Renal matrix and adhesion in injury and inflammation

Abstract

Over the past year, there have been major advances in the descriptive analysis of the extracellular matrix in the kidney. Several aspects of the interaction of matrix molecules with renal and, in particular with glomerular cells via specific integrin receptors, have also been studied. Most results on cell-matrix interactions have been obtained by in vitro investigations of glomerular mesangial cells in two-dimensional culture. The regulation of matrix formation and degradation has been shown to involve the concerted action of several soluble factors, notably transforming growth factor-beta, as well as the effects of nonsoluble matrix components themselves, such as collagens and proteoglycans. The mediation of such complex interactions between cells, matrix, and cytokines is facilitated by the tightly regulated expression of cell surface receptors, eg, cytokine receptors and integrins of the beta 1 series, which bind specific matrix molecules.

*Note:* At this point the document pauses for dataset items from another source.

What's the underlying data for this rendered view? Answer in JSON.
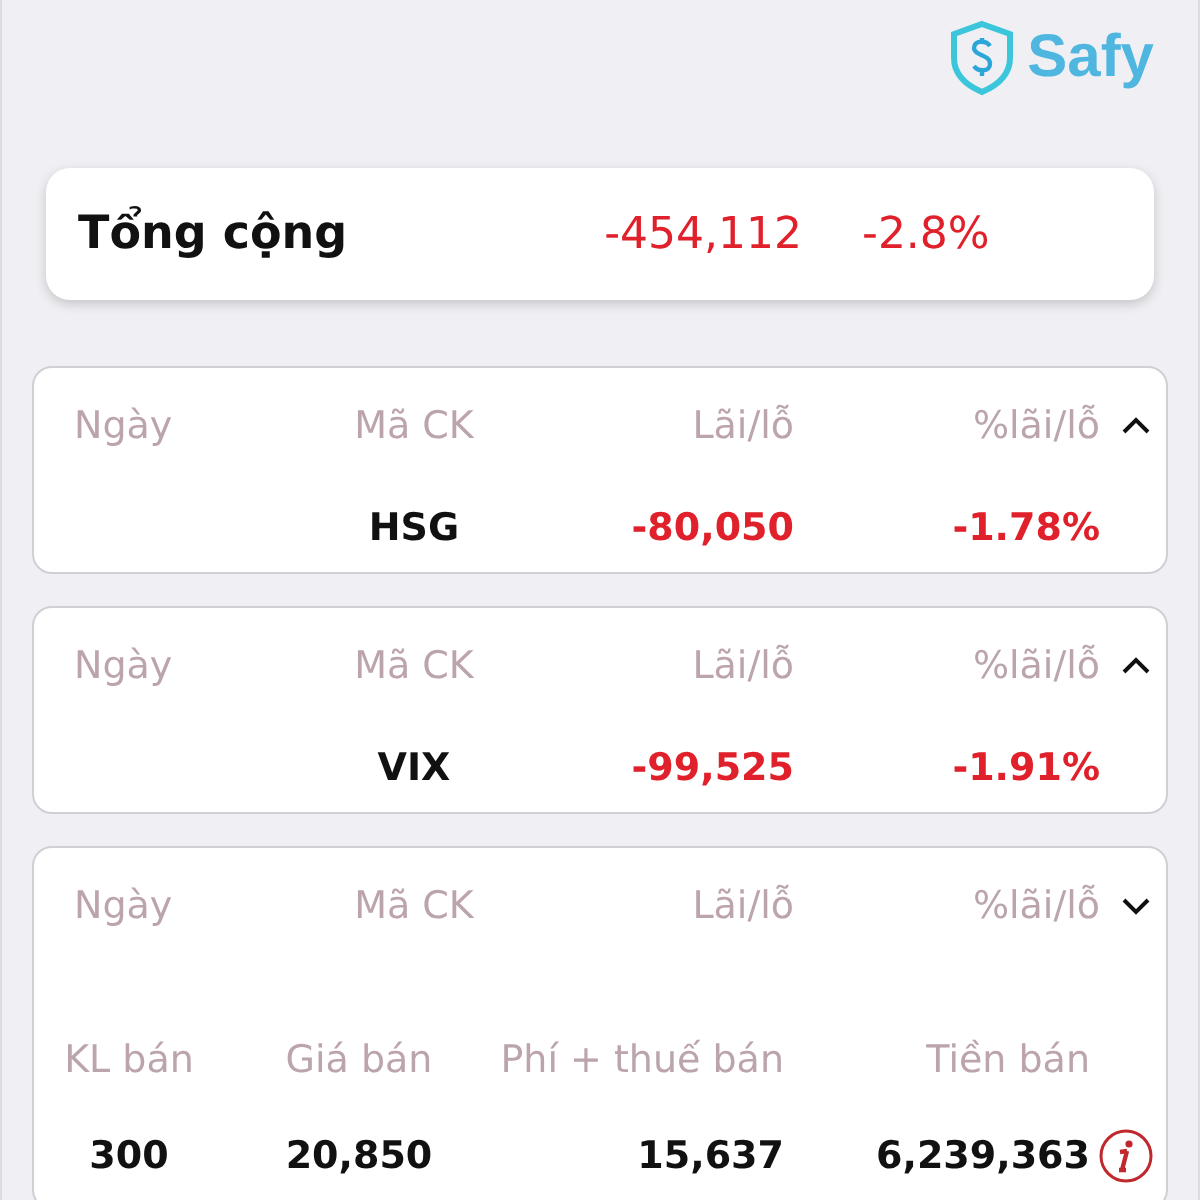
{
  "logo": {
    "text": "Safy"
  },
  "total": {
    "label": "Tổng cộng",
    "amount": "-454,112",
    "percent": "-2.8%"
  },
  "positions": [
    {
      "headers": [
        "Ngày",
        "Mã CK",
        "Lãi/lỗ",
        "%lãi/lỗ"
      ],
      "expanded": false,
      "symbol": "HSG",
      "profit": "-80,050",
      "percent": "-1.78%"
    },
    {
      "headers": [
        "Ngày",
        "Mã CK",
        "Lãi/lỗ",
        "%lãi/lỗ"
      ],
      "expanded": false,
      "symbol": "VIX",
      "profit": "-99,525",
      "percent": "-1.91%"
    },
    {
      "headers": [
        "Ngày",
        "Mã CK",
        "Lãi/lỗ",
        "%lãi/lỗ"
      ],
      "expanded": true,
      "details": {
        "headers": [
          "KL bán",
          "Giá bán",
          "Phí + thuế bán",
          "Tiền bán"
        ],
        "values": [
          "300",
          "20,850",
          "15,637",
          "6,239,363"
        ]
      }
    }
  ]
}
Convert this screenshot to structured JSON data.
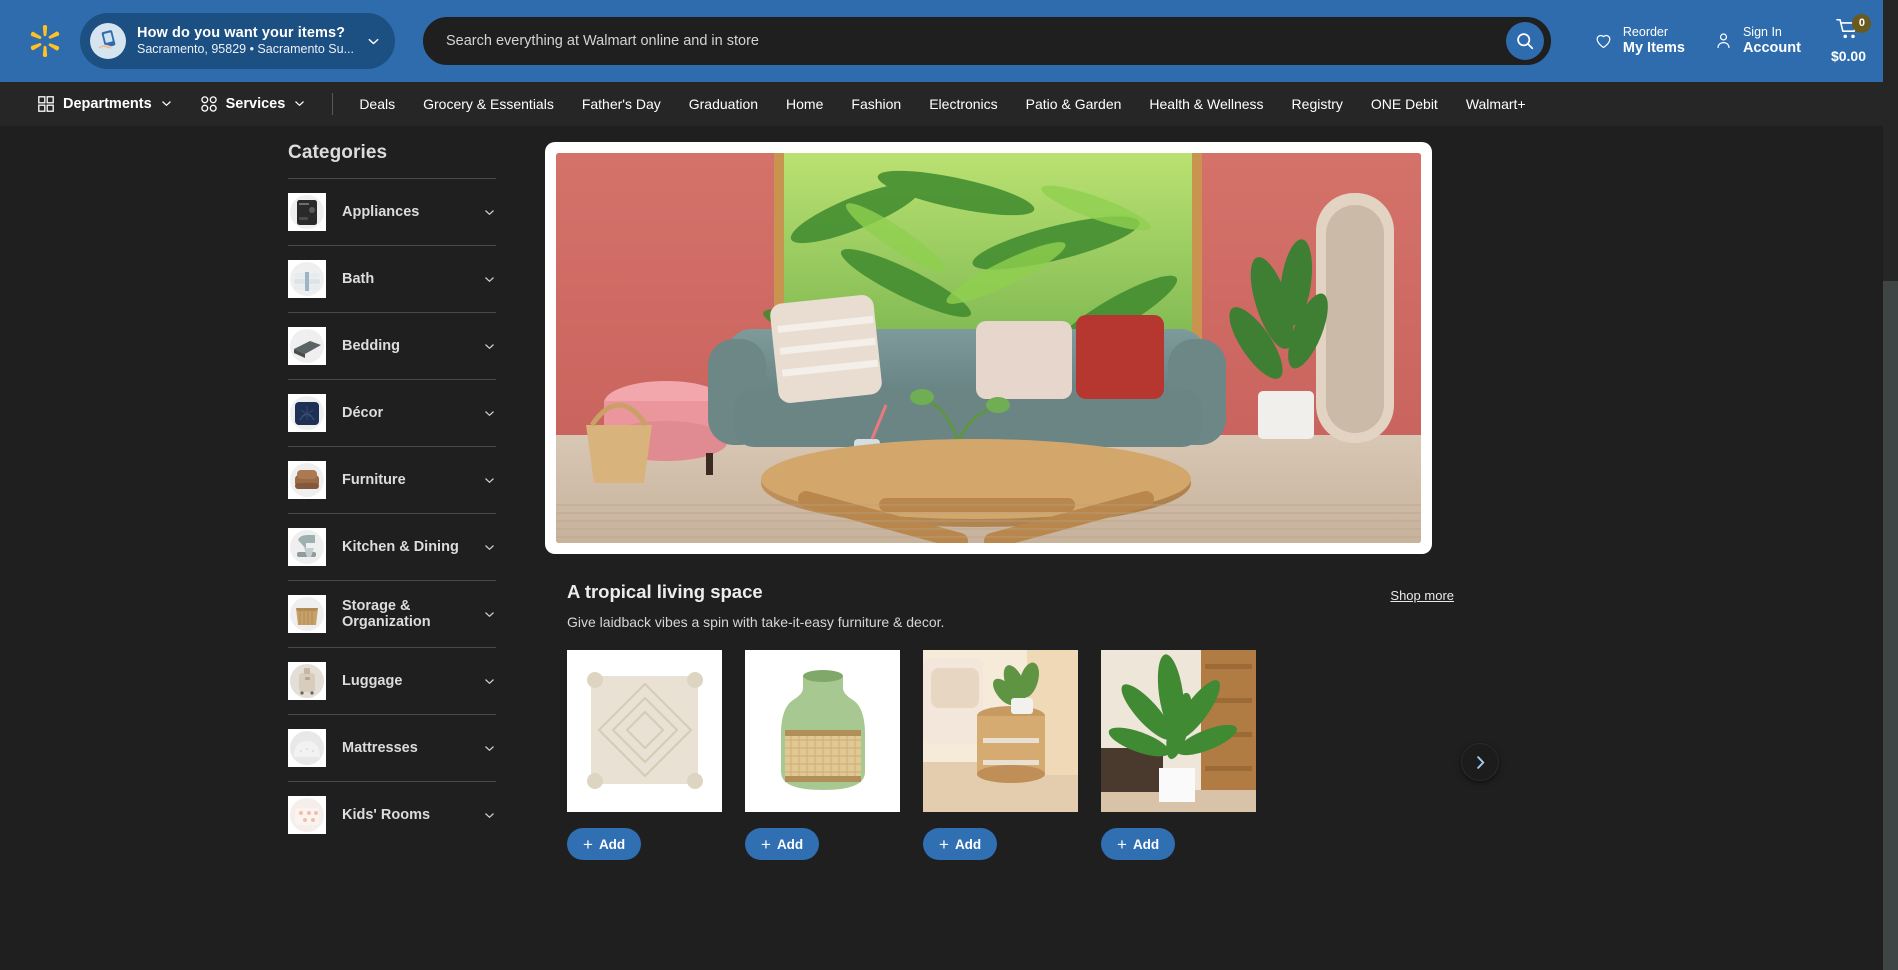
{
  "colors": {
    "header_blue": "#2e6cad",
    "fulfillment_blue": "#1c4f82",
    "nav_dark": "#262626",
    "page_dark": "#1f1f1f",
    "add_button_blue": "#2f6fb2",
    "cart_badge": "#6b5a20",
    "spark_yellow": "#ffc220"
  },
  "header": {
    "logo": "walmart-spark-icon",
    "fulfillment": {
      "title": "How do you want your items?",
      "subtitle": "Sacramento, 95829 • Sacramento Su...",
      "icon": "hand-holding-phone-icon",
      "chevron": "chevron-down-icon"
    },
    "search": {
      "placeholder": "Search everything at Walmart online and in store",
      "value": "",
      "button_icon": "search-icon"
    },
    "actions": [
      {
        "icon": "heart-icon",
        "line1": "Reorder",
        "line2": "My Items"
      },
      {
        "icon": "user-icon",
        "line1": "Sign In",
        "line2": "Account"
      }
    ],
    "cart": {
      "icon": "shopping-cart-icon",
      "count": "0",
      "total": "$0.00"
    }
  },
  "nav": {
    "departments": {
      "label": "Departments",
      "icon": "grid-squares-icon",
      "chevron": "chevron-down-icon"
    },
    "services": {
      "label": "Services",
      "icon": "grid-circles-icon",
      "chevron": "chevron-down-icon"
    },
    "links": [
      "Deals",
      "Grocery & Essentials",
      "Father's Day",
      "Graduation",
      "Home",
      "Fashion",
      "Electronics",
      "Patio & Garden",
      "Health & Wellness",
      "Registry",
      "ONE Debit",
      "Walmart+"
    ]
  },
  "sidebar": {
    "title": "Categories",
    "items": [
      {
        "label": "Appliances",
        "thumb": "air-fryer-thumb"
      },
      {
        "label": "Bath",
        "thumb": "folded-towels-thumb"
      },
      {
        "label": "Bedding",
        "thumb": "folded-blanket-thumb"
      },
      {
        "label": "Décor",
        "thumb": "navy-pillow-thumb"
      },
      {
        "label": "Furniture",
        "thumb": "brown-sofa-thumb"
      },
      {
        "label": "Kitchen & Dining",
        "thumb": "stand-mixer-thumb"
      },
      {
        "label": "Storage & Organization",
        "thumb": "wicker-bin-thumb"
      },
      {
        "label": "Luggage",
        "thumb": "suitcase-thumb"
      },
      {
        "label": "Mattresses",
        "thumb": "mattress-thumb"
      },
      {
        "label": "Kids' Rooms",
        "thumb": "kids-bedding-thumb"
      }
    ],
    "chevron": "chevron-down-icon"
  },
  "main": {
    "hero": {
      "alt": "tropical-living-room-banner",
      "description": "Teal sofa with pillows, round wood coffee table, pink wall and palm view"
    },
    "section": {
      "title": "A tropical living space",
      "subtitle": "Give laidback vibes a spin with take-it-easy furniture & decor.",
      "shop_more": "Shop more"
    },
    "products": [
      {
        "name": "textured-cream-pillow",
        "add_label": "Add"
      },
      {
        "name": "green-glass-rattan-vase",
        "add_label": "Add"
      },
      {
        "name": "rattan-side-table",
        "add_label": "Add"
      },
      {
        "name": "faux-palm-plant",
        "add_label": "Add"
      }
    ],
    "carousel_next_icon": "chevron-right-icon"
  }
}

New results have yielded more insight into the regulation not only of matrix formation but also of the specific interactions between cells and matrix and of the modulation of cytokine activity by matrix molecules. Using experimental rat models and transgenic mouse models of kidney disease, the first in vivo findings using immunohistochemistry and mRNA analysis have confirmed that major changes occur in the expression of matrix molecules, integrins, and cytokines in the process of glomerular inflammation. With the advent of specific modulators of the bioactivity of ligands and receptors, it is hoped that more information will be forthcoming on the functional relevance of various components of the cell-matrix-cytokine crosstalk in the normal and injured kidney.